На этом часть «Исповеди», имеющая хоть какое-то отношение к России, резко закончилась, и автор занялся исповеданием своих грехов в Богемии и Саксонии.
Грехи были в основном в мыслях.
Для революции не было ни денег, ни организации, ни людей. Все приготовления ограничивались пустяками. Саксонские демократы сделали довольно для того, чтобы быть осужденными как государственные преступники, но ничего для победы.
Саксонская следственная комиссия долго искала следы заговора, но ничего не найдя, утешила себя мыслью, что он существовал и страшный, с связями широкими, с планом глубоким, с средствами бесчисленными, но один из участников, бежавший в Лондон, унес с собою все его тайны и нити.
Наконец, саксонский демократический парламент был распущен, и в Дрездене начались беспорядки.
Этот город автор выбрал в качестве своего местопребывания исключительно из-за близости к Праге, где безуспешно пытался разжечь огонь революции. Он жил там не для Германии, а единственно только для Богемии. И вот на тебе!
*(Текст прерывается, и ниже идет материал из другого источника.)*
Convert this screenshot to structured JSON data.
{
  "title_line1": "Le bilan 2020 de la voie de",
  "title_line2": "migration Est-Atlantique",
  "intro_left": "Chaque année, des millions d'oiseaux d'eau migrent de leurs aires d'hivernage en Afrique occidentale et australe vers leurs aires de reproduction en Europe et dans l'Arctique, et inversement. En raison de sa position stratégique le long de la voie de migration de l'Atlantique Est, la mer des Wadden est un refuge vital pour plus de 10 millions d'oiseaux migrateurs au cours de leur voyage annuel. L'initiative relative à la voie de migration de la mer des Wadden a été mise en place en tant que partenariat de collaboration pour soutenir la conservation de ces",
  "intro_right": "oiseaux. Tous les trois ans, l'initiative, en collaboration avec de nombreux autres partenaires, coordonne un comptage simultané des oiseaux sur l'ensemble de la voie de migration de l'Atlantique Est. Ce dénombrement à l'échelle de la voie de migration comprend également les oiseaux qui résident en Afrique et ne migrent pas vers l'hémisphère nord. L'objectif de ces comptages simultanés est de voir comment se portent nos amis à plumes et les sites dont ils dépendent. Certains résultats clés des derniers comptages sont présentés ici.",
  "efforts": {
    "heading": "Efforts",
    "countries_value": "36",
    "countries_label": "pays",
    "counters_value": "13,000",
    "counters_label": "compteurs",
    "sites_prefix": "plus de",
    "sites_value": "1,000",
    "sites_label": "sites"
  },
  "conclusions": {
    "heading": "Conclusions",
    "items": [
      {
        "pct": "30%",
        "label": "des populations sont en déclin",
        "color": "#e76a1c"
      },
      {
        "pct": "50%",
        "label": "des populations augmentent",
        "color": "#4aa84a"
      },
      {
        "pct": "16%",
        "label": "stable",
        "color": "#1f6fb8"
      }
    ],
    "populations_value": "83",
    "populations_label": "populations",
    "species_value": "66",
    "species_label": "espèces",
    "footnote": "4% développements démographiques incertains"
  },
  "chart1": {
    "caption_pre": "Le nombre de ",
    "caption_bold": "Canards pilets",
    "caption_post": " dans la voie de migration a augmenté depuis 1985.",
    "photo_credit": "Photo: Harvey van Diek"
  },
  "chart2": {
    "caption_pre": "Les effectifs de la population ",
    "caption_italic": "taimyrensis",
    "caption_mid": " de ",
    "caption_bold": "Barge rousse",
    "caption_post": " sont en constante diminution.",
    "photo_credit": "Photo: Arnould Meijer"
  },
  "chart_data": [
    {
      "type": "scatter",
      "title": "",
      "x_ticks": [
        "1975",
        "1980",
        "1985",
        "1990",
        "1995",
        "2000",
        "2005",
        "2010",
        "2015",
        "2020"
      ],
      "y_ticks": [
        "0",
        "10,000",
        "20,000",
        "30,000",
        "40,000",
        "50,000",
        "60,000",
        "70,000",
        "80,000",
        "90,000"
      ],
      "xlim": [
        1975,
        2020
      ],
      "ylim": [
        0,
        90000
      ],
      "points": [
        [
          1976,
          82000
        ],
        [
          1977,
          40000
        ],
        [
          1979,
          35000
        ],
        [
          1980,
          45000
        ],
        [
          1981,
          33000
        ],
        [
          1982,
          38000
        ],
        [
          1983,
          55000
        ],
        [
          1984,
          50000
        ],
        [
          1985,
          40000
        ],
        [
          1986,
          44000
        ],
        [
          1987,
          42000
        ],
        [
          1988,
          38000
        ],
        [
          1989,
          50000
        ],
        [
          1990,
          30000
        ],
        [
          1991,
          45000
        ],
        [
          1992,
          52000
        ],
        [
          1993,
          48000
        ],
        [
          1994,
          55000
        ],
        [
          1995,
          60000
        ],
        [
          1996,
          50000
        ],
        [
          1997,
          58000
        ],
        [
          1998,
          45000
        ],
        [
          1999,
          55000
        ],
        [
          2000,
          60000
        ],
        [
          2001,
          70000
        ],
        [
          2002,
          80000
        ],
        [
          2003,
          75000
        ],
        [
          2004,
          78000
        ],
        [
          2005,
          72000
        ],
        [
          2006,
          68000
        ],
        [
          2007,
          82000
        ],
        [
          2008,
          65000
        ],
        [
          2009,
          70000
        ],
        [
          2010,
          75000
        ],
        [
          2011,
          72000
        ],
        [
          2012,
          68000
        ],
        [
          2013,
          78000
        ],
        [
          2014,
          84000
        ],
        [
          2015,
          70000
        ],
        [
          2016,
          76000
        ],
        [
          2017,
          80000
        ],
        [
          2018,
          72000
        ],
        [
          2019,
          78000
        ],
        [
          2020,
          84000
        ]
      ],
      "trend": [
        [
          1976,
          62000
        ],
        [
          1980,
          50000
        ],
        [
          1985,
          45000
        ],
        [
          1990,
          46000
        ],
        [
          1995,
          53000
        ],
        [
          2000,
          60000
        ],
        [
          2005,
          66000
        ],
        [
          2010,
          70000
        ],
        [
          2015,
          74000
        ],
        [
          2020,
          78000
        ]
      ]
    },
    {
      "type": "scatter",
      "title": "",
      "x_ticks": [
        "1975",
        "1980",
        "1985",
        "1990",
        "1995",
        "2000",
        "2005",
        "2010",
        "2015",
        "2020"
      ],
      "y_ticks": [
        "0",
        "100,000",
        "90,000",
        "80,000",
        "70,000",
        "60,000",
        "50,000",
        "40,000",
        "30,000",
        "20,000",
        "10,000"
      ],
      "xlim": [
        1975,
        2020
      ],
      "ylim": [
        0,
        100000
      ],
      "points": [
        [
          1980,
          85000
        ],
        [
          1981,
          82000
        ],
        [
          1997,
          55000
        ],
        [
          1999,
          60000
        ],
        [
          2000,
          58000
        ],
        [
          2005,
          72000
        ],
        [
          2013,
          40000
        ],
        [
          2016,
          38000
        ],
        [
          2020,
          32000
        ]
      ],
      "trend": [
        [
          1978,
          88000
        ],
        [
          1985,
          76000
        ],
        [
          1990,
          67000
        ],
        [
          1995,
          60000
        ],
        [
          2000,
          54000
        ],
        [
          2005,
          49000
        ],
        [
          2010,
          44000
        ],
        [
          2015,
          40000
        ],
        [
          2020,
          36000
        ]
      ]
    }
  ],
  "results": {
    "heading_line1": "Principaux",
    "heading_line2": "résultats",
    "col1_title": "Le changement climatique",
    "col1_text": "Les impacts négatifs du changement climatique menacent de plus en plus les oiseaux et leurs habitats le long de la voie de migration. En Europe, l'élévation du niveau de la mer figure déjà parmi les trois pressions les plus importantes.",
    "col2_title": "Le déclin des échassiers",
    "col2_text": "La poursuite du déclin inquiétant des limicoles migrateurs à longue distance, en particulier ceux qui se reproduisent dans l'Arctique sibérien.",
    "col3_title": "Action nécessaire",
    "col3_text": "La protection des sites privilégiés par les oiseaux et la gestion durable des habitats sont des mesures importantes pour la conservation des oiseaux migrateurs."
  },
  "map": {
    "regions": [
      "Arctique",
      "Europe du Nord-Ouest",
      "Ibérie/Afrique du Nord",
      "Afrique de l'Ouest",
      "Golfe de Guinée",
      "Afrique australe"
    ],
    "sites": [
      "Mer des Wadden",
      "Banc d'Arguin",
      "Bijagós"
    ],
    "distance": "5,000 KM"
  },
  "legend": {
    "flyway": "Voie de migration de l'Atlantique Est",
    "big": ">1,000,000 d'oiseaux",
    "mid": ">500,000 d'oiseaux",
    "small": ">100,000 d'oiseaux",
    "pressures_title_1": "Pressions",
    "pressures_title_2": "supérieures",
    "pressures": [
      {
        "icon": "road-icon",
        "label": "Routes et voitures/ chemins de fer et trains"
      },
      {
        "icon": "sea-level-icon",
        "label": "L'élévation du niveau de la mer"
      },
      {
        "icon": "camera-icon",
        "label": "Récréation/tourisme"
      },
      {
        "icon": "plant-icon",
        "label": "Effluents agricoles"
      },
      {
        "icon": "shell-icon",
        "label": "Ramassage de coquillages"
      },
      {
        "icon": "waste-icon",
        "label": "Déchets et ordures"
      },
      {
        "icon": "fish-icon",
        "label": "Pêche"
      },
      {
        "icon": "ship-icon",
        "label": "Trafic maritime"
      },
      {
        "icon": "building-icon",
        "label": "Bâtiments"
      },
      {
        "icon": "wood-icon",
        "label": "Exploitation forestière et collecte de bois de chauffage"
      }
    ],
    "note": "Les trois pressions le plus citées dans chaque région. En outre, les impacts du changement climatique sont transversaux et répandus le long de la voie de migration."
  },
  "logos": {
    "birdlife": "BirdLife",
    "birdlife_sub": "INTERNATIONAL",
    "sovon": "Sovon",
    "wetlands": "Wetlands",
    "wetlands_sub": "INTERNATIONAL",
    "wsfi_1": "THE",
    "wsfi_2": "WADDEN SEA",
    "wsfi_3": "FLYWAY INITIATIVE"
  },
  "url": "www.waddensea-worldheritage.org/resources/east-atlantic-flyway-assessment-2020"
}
Дрезден взбунтовался сам по себе.
«Революции я не боялся, — писал Бакунин, — но боялся реакции, которая необходимо кончилась бы арестом всех беспаспортных политических беглецов и революционерных волонтеров, в числе которых я занимал не последнее место. Я долго не знал, что делать, долго ни на что не решался: оставаться казалось опасно, но бежать было стыдно, решительно невозможно».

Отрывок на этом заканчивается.